No one had to tell Jeanne Myers about melanoma's propensity for staging relentless comebacks after surgery and chemotherapy. In 1998, when she enrolled in a clinical trial of the melanoma vaccine developed by Dana-Farber's Glenn Dranoff, MD, Myers had already endured six separate bouts with the disease.

A photograph of Jeanne Myers

Jeanne Myers

Diagnosed in 1989 with a melanoma tumor on her left arm, Myers, who lives in New Hampshire with her husband, Tom, would over the next nine years have recurrences in her breast (twice), small intestine (three times), and on the right side of her abdomen. The treatments for these reappearances — sometimes surgery alone, sometimes surgery followed by the drug interferon — would appear to succeed for a while (in one case, for just two weeks), only to be followed by what she came to view as the disease's inevitable return.

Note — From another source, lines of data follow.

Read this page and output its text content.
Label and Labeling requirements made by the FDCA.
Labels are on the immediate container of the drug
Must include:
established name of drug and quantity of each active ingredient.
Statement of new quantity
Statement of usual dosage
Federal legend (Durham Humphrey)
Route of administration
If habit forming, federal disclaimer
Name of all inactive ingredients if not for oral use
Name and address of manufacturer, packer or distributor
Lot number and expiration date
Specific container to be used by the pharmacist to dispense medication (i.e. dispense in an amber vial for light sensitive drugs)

In March of 1998, when the tumor in her abdomen first appeared, her doctor told Myers that she might be a good candidate for the vaccine clinical trial being conducted at Dana-Farber. Her oncologist at the Institute, Stephen Hodi, MD, explained that a portion of her tumor would be removed and mixed with a harmless virus that would carry a critical gene into the tumor cells. The "transfected" tumor cells would then be returned to her body in bi-weekly injections over the course of a year, hopefully triggering an immune response.

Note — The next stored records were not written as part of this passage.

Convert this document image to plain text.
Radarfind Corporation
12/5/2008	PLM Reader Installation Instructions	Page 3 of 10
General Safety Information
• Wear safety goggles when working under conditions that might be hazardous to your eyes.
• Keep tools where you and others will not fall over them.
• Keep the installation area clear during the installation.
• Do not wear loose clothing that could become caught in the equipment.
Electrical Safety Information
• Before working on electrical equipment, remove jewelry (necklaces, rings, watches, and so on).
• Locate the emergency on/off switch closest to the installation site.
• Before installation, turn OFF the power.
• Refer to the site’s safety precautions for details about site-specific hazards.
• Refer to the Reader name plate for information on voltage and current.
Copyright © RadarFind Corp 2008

Today, more than three years after the trial's completion, the disease has made no major reappearances. Myers visits the Institute every few months for a checkup that includes extensive blood work and occasional CT scans.

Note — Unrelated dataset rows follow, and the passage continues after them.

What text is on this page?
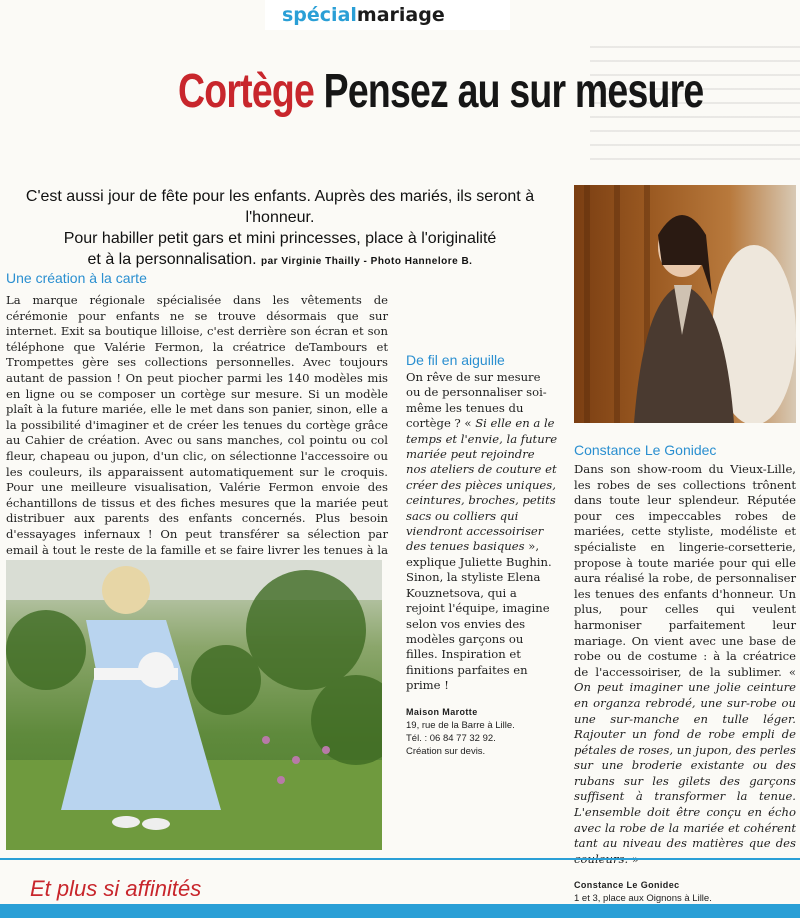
spécialmariage
Cortège Pensez au sur mesure
C'est aussi jour de fête pour les enfants. Auprès des mariés, ils seront à l'honneur.
Pour habiller petit gars et mini princesses, place à l'originalité
et à la personnalisation. par Virginie Thailly - Photo Hannelore B.
Une création à la carte

La marque régionale spécialisée dans les vêtements de cérémonie pour enfants ne se trouve désormais que sur internet. Exit sa boutique lilloise, c'est derrière son écran et son téléphone que Valérie Fermon, la créatrice deTambours et Trompettes gère ses collections personnelles. Avec toujours autant de passion ! On peut piocher parmi les 140 modèles mis en ligne ou se composer un cortège sur mesure. Si un modèle plaît à la future mariée, elle le met dans son panier, sinon, elle a la possibilité d'imaginer et de créer les tenues du cortège grâce au Cahier de création. Avec ou sans manches, col pointu ou col fleur, chapeau ou jupon, d'un clic, on sélectionne l'accessoire ou les couleurs, ils apparaissent automatiquement sur le croquis. Pour une meilleure visualisation, Valérie Fermon envoie des échantillons de tissus et des fiches mesures que la mariée peut distribuer aux parents des enfants concernés. Plus besoin d'essayages infernaux ! On peut transférer sa sélection par email à tout le reste de la famille et se faire livrer les tenues à la

De fil en aiguille

On rêve de sur mesure ou de personnaliser soi-même les tenues du cortège ? « Si elle en a le temps et l'envie, la future mariée peut rejoindre nos ateliers de couture et créer des pièces uniques, ceintures, broches, petits sacs ou colliers qui viendront accessoiriser des tenues basiques », explique Juliette Bughin. Sinon, la styliste Elena Kouznetsova, qui a rejoint l'équipe, imagine selon vos envies des modèles garçons ou filles. Inspiration et finitions parfaites en prime !

Maison Marotte
19, rue de la Barre à Lille.
Tél. : 06 84 77 32 92.
Création sur devis.
Constance Le Gonidec

Dans son show-room du Vieux-Lille, les robes de ses collections trônent dans toute leur splendeur. Réputée pour ces impeccables robes de mariées, cette styliste, modéliste et spécialiste en lingerie-corsetterie, propose à toute mariée pour qui elle aura réalisé la robe, de personnaliser les tenues des enfants d'honneur. Un plus, pour celles qui veulent harmoniser parfaitement leur mariage. On vient avec une base de robe ou de costume : à la créatrice de l'accessoiriser, de la sublimer. « On peut imaginer une jolie ceinture en organza rebrodé, une sur-robe ou une sur-manche en tulle léger. Rajouter un fond de robe empli de pétales de roses, un jupon, des perles sur une broderie existante ou des rubans sur les gilets des garçons suffisent à transformer la tenue. L'ensemble doit être conçu en écho avec la robe de la mariée et cohérent tant au niveau des matières que des

Constance Le Gonidec
1 et 3, place aux Oignons à Lille.
Et plus si affinités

While it's impossible to know whether the vaccine has thwarted her cancer, Myers is both optimistic and appreciative. "I can't say enough about Dr. Hodi," she attests. "He has always explained things in a way I can understand, and he's very thorough."

One reason for her optimism is the fact that the moles on her skin have tiny white "halos" around them. "That's a sign," she says, "that there's an immune response going on."